Kelly Dachtler had a long history in the outdoor industry on the brand manufacturing side, before starting his business, The Clymb, a members-only flash sale site that offers limited time sales on outdoor adventure products and experiences.
"Like many who find careers in the outdoor industry, I came to it through a passion for outdoor sports, in my case snowboarding and cycling," Dachtler said. "Applying my talents or skills to an industry I felt passionate about was fairly intuitive. The leap from working for someone else to creating The Clymb was also intuitive, having seen a need in the industry for a better way to distribute products I cared about."
Dachtler said the company bootstrapped its startup costs , but put in a lot of sweat equity.
"We launched the entire company for less than our competitors spend on 12 hours of marketing," he said. "More than cash, our investment was in time and expertise, and while we have since raised venture capital, the values created at the onset are still with us."
Not only has the company been a financial success, but it represents a personal achievement for Dachtler as well.
"Building this company has been the most gratifying and educational experience I've ever had in my life. The future is still unwritten, but I wouldn't change the past for anything," he said.
"In my prior career, I sold fractional jet ownership for NetJets," said fashion designer Amy Matto, whose clothes are all manufactured in the United States. "But, I always knew what I would do if I had my own line."
Matto's leap into fashion was actually more of a push.
"My husband dared me to do it," she said. "He said, 'Quit talking about it and do it.'"
Matto knew little about how to start a clothing line, so she began by doing research.
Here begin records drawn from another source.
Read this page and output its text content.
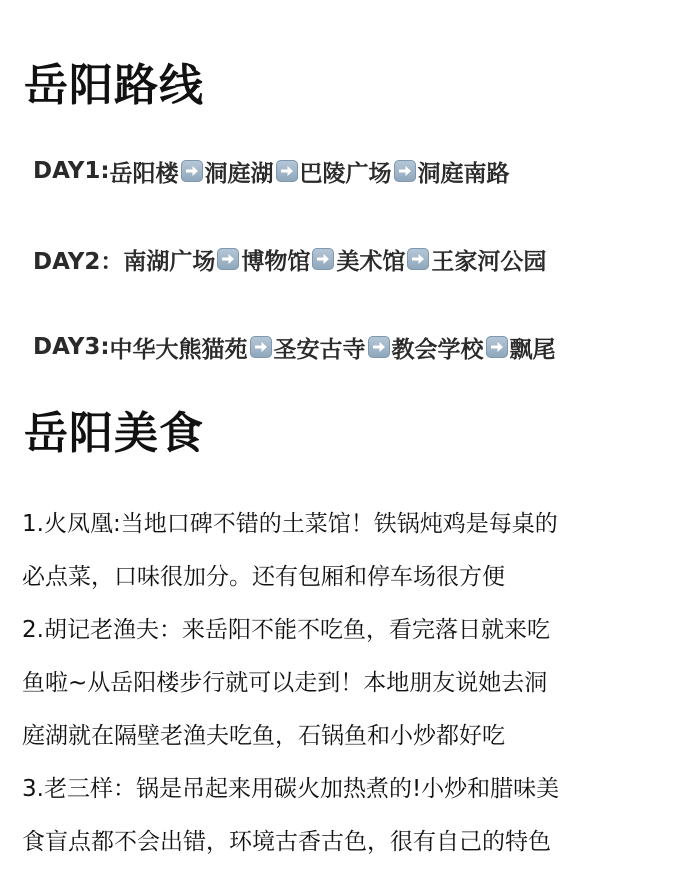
岳阳路线
DAY1: 岳阳楼 洞庭湖 巴陵广场 洞庭南路
DAY2： 南湖广场 博物馆 美术馆 王家河公园
DAY3: 中华大熊猫苑 圣安古寺 教会学校 飘尾
岳阳美食
1.火凤凰:当地口碑不错的土菜馆！铁锅炖鸡是每桌的
必点菜，口味很加分。还有包厢和停车场很方便
2.胡记老渔夫：来岳阳不能不吃鱼，看完落日就来吃
鱼啦~从岳阳楼步行就可以走到！本地朋友说她去洞
庭湖就在隔壁老渔夫吃鱼，石锅鱼和小炒都好吃
3.老三样：锅是吊起来用碳火加热煮的!小炒和腊味美
食盲点都不会出错，环境古香古色，很有自己的特色
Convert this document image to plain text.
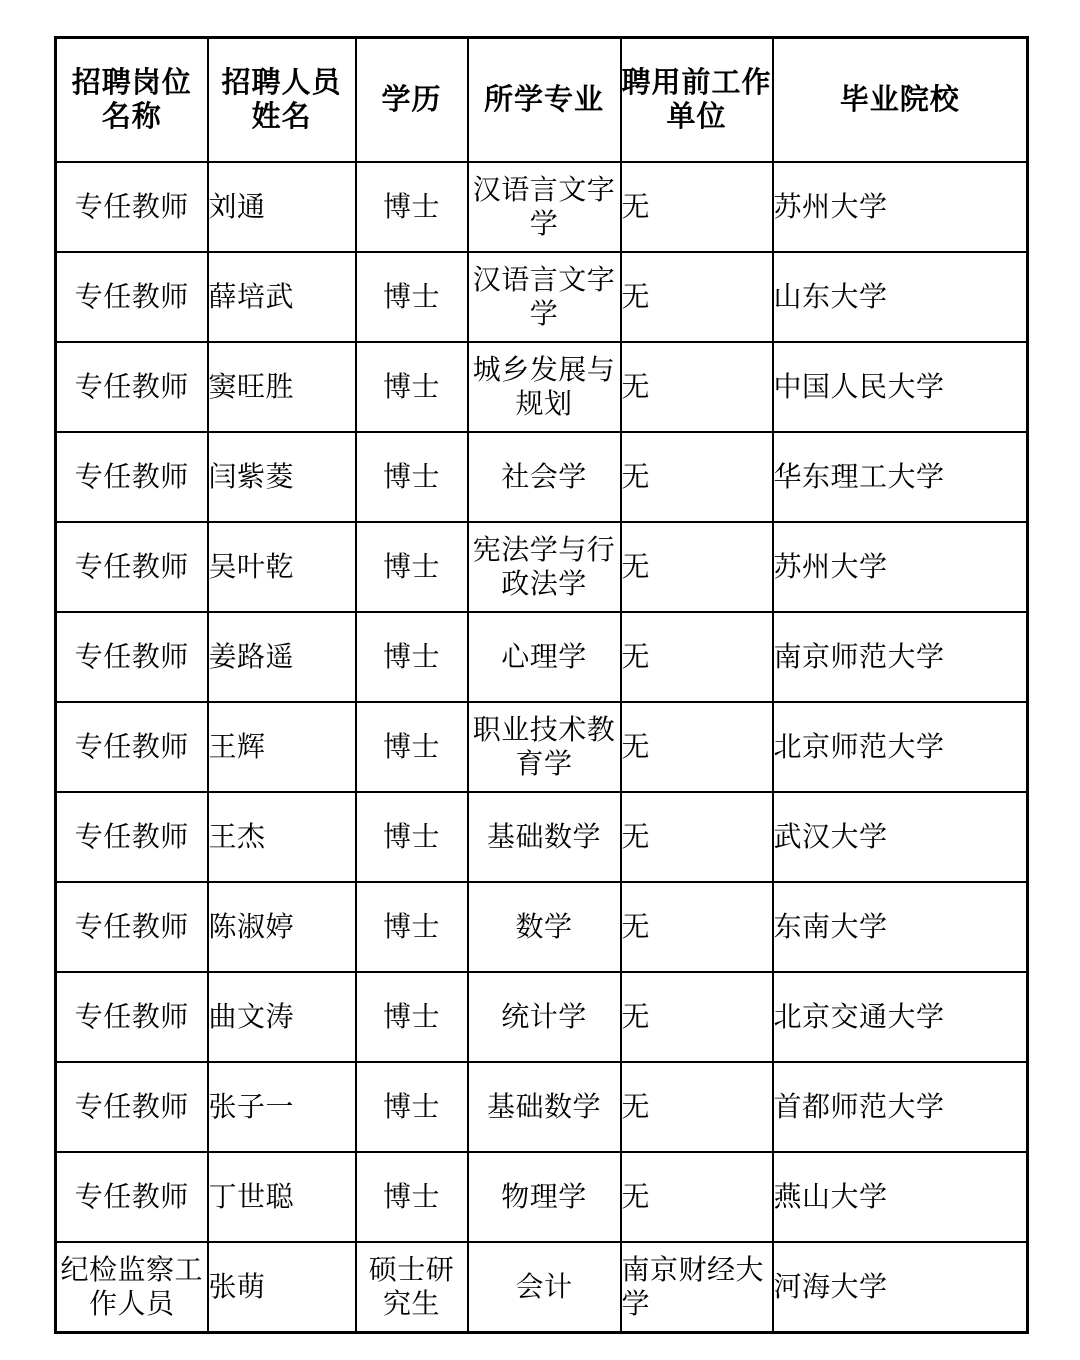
招聘岗位名称	招聘人员姓名	学历	所学专业	聘用前工作单位	毕业院校
专任教师	刘通	博士	汉语言文字学	无	苏州大学
专任教师	薛培武	博士	汉语言文字学	无	山东大学
专任教师	窦旺胜	博士	城乡发展与规划	无	中国人民大学
专任教师	闫紫菱	博士	社会学	无	华东理工大学
专任教师	吴叶乾	博士	宪法学与行政法学	无	苏州大学
专任教师	姜路遥	博士	心理学	无	南京师范大学
专任教师	王辉	博士	职业技术教育学	无	北京师范大学
专任教师	王杰	博士	基础数学	无	武汉大学
专任教师	陈淑婷	博士	数学	无	东南大学
专任教师	曲文涛	博士	统计学	无	北京交通大学
专任教师	张子一	博士	基础数学	无	首都师范大学
专任教师	丁世聪	博士	物理学	无	燕山大学
纪检监察工作人员	张萌	硕士研究生	会计	南京财经大学	河海大学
"I began walking around blindly talking to anyone in the industry who would talk to me, trying to learn how the apparel business works. I didn’t learn to make patterns or sew, but I found the best pattern-maker and factory," she said.
Matto calls starting a business a crash course in Finance 101.
"A rapidly growing business requires massive investments in working capital," she said. "In our case raw fabric, finished inventory and accounts receivable. We made plenty of mistakes early on but we hope we are wiser now for it."
Matto says the hardest part of starting her business was overcoming everyone's skepticism.
"Everyone thought I was absolutely crazy for starting an apparel company right in the middle of the 'great recession,'" she said. "I started from the very beginning with no relationships or industry knowledge. I tried to do everything myself for too long, but have now assembled a great team."